Access the created webpage using a web browser.

http://localhost:8000/

Click and drag the mouse on the black box to draw a digit (0 to 9). If there is no problem, correct classification result will be displayed next to the box.

Smaller digit in the center of the box seems to be easier to be recognized.

If there are any trouble, debug by investigating error messages on the developer console.

The following error is no problem. This error is caused by the lack of graph descriptor corresponding to WebAssembly backend.

GET http://localhost:8000/webdnn_graph_descriptor/graph_webassembly.json 404 (File not found)

About Safari

WebDNN supports Safari, the built-in browser of Mac OS. However, it will not work like other browsers in the procedure of this exercise.
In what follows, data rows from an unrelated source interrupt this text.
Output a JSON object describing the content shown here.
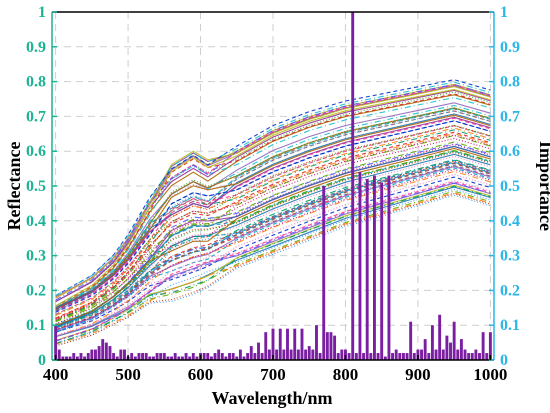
{
  "chart_data": {
    "type": "line",
    "xlabel": "Wavelength/nm",
    "ylabel_left": "Reflectance",
    "ylabel_right": "Importance",
    "xlim": [
      395,
      1005
    ],
    "xticks": [
      "400",
      "500",
      "600",
      "700",
      "800",
      "900",
      "1000"
    ],
    "ylim_left": [
      0,
      1
    ],
    "ylim_right": [
      0,
      1
    ],
    "yticks_left": [
      "0",
      "0.1",
      "0.2",
      "0.3",
      "0.4",
      "0.5",
      "0.6",
      "0.7",
      "0.8",
      "0.9",
      "1"
    ],
    "yticks_right": [
      "0",
      "0.1",
      "0.2",
      "0.3",
      "0.4",
      "0.5",
      "0.6",
      "0.7",
      "0.8",
      "0.9",
      "1"
    ],
    "grid": true,
    "reflectance_spectra": {
      "count": 80,
      "x": [
        400,
        450,
        480,
        500,
        530,
        560,
        590,
        610,
        650,
        700,
        750,
        800,
        850,
        900,
        950,
        1000
      ],
      "envelope_low": [
        0.05,
        0.08,
        0.11,
        0.13,
        0.17,
        0.2,
        0.22,
        0.24,
        0.27,
        0.31,
        0.35,
        0.39,
        0.42,
        0.45,
        0.48,
        0.45
      ],
      "envelope_high": [
        0.18,
        0.24,
        0.3,
        0.36,
        0.47,
        0.56,
        0.6,
        0.57,
        0.62,
        0.68,
        0.72,
        0.75,
        0.77,
        0.79,
        0.81,
        0.78
      ]
    },
    "importance_bars": {
      "color": "#7b1fa2",
      "x": [
        400,
        405,
        410,
        415,
        420,
        425,
        430,
        435,
        440,
        445,
        450,
        455,
        460,
        465,
        470,
        475,
        480,
        485,
        490,
        495,
        500,
        505,
        510,
        515,
        520,
        525,
        530,
        535,
        540,
        545,
        550,
        555,
        560,
        565,
        570,
        575,
        580,
        585,
        590,
        595,
        600,
        605,
        610,
        615,
        620,
        625,
        630,
        635,
        640,
        645,
        650,
        655,
        660,
        665,
        670,
        675,
        680,
        685,
        690,
        695,
        700,
        705,
        710,
        715,
        720,
        725,
        730,
        735,
        740,
        745,
        750,
        755,
        760,
        765,
        770,
        775,
        780,
        785,
        790,
        795,
        800,
        805,
        810,
        815,
        820,
        825,
        830,
        835,
        840,
        845,
        850,
        855,
        860,
        865,
        870,
        875,
        880,
        885,
        890,
        895,
        900,
        905,
        910,
        915,
        920,
        925,
        930,
        935,
        940,
        945,
        950,
        955,
        960,
        965,
        970,
        975,
        980,
        985,
        990,
        995,
        1000
      ],
      "values": [
        0.1,
        0.03,
        0.01,
        0.01,
        0.01,
        0.02,
        0.01,
        0.02,
        0.01,
        0.02,
        0.03,
        0.03,
        0.04,
        0.06,
        0.05,
        0.04,
        0.02,
        0.01,
        0.03,
        0.03,
        0.01,
        0.02,
        0.01,
        0.02,
        0.02,
        0.02,
        0.01,
        0.01,
        0.02,
        0.02,
        0.02,
        0.01,
        0.01,
        0.02,
        0.01,
        0.01,
        0.02,
        0.01,
        0.02,
        0.01,
        0.02,
        0.02,
        0.02,
        0.01,
        0.02,
        0.03,
        0.02,
        0.01,
        0.02,
        0.02,
        0.01,
        0.03,
        0.01,
        0.02,
        0.04,
        0.02,
        0.05,
        0.02,
        0.08,
        0.03,
        0.09,
        0.03,
        0.09,
        0.03,
        0.09,
        0.03,
        0.09,
        0.03,
        0.09,
        0.03,
        0.04,
        0.03,
        0.1,
        0.02,
        0.5,
        0.08,
        0.08,
        0.07,
        0.02,
        0.03,
        0.03,
        0.02,
        1.0,
        0.02,
        0.54,
        0.02,
        0.52,
        0.02,
        0.53,
        0.02,
        0.51,
        0.01,
        0.53,
        0.02,
        0.03,
        0.02,
        0.02,
        0.02,
        0.11,
        0.02,
        0.03,
        0.03,
        0.06,
        0.02,
        0.1,
        0.03,
        0.13,
        0.03,
        0.07,
        0.05,
        0.11,
        0.03,
        0.06,
        0.03,
        0.02,
        0.02,
        0.03,
        0.02,
        0.08,
        0.02,
        0.08
      ]
    }
  }
}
In this exercise, WebGL is used as the backend for WebDNN, but it is not compatible with Safari. In Safari, WebGPU and WebAssembly backend are supported. WebGPU backend requires browser setting (https://mil-tokyo.github.io/webdnn/docs/tips/enable_webgpu_macos.html). WebAssembly backend does not require the browser setting, but setting up the development environment requires some time.

To try the exercise using Safari, overwrite the contents of webdnn_graph_descriptor directory (generated by convert_keras.py) by the contents of webdnn_graph_descriptor_for_all_backend in the root of repository. It contains graph descriptors corresponding all backends, so it is possible to run WebDNN on Safari using WebGPU (if enabled) or WebAssembly backend.

  1. keras.backend.image_data_format() == "channels_last" means batch size, height, width, channel. "channels_first" means batch size, channel, height, width. WebDNN does not support the latter.